Expectations of future Fed rate hikes haven’t changed (markets still only pricing in a small chance of a September or November hike), but mortgage rates continue to march higher. My point in bringing this up is that if the data DOES push market sentiment closer to pricing in a Fed rate hike in September or even November, it will push mortgage rates to new highs. If Friday’s jobs data includes wage data coming in hot, traders will be forced to pivot – at least partially – toward pricing in one more hike. And then, we’ll have to wait until next week when we get the CPI inflation reading, and hope that it helps spur a rebound. Volatility will continue as each new report of economic data takes on more importance to a Fed that is “data dependent” for future hikes.
For loans closing in less than 15 days, look to lock. Yesterday when bonds recovered a bit in the afternoon we didn’t see much in the way of improved pricing from lenders, I wouldn’t hold out hope that we get any reprices better today either.

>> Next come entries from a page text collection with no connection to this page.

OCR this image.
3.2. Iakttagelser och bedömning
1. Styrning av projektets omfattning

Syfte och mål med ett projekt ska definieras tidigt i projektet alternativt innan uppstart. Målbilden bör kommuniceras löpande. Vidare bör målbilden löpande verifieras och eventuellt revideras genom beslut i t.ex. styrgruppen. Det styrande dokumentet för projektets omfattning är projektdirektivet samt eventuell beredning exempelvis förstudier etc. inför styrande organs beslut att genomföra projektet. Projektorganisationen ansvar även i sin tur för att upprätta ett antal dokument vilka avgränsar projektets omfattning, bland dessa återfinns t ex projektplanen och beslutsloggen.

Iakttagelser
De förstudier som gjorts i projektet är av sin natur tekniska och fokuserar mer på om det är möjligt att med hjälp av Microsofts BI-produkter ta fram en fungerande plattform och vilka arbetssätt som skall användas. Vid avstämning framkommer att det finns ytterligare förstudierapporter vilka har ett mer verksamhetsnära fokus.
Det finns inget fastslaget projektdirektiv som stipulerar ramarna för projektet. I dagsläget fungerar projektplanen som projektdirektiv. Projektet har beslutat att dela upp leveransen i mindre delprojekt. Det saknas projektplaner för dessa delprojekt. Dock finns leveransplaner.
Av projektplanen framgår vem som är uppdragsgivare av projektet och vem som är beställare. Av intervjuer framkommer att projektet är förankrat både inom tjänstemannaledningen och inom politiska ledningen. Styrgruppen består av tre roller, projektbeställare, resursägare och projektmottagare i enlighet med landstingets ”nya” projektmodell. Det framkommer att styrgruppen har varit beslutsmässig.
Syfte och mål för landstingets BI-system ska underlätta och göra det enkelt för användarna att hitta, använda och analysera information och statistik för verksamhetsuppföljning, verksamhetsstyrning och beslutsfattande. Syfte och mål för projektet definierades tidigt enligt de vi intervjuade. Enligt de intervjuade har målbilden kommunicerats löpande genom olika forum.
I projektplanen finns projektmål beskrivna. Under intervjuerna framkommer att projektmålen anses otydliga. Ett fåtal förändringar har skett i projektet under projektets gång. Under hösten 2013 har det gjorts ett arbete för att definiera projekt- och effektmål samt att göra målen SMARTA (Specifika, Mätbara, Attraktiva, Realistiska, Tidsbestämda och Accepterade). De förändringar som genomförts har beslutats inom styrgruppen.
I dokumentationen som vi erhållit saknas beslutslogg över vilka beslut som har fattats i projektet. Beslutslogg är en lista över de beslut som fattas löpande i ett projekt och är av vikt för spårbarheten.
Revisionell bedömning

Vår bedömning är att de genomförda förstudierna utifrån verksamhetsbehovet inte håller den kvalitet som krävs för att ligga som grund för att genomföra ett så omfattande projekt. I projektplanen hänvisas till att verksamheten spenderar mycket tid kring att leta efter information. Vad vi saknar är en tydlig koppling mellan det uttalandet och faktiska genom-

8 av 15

For loans closing in 15-30 days, consider locking. It is looking more and more like we are going to lose too much ground to hope the CPI inflation data pulls us out of the fire again. Risks favor locking at the moment.
For loans closing in 30+ days, consider locking if you can. It’s just too foggy to know where rates will be in a month, but rates look like they could hit the highest levels we’ve seen this year.
Technicals:
The UMBS 5.5 coupon (MBS or mortgage backed securities) at 98.31, -38bps and getting uglier.
The 10yr Treasury yield at 4.17, fulfilling my forecast of hitting new highs for the year, and it doesn’t look like it’s ready to end.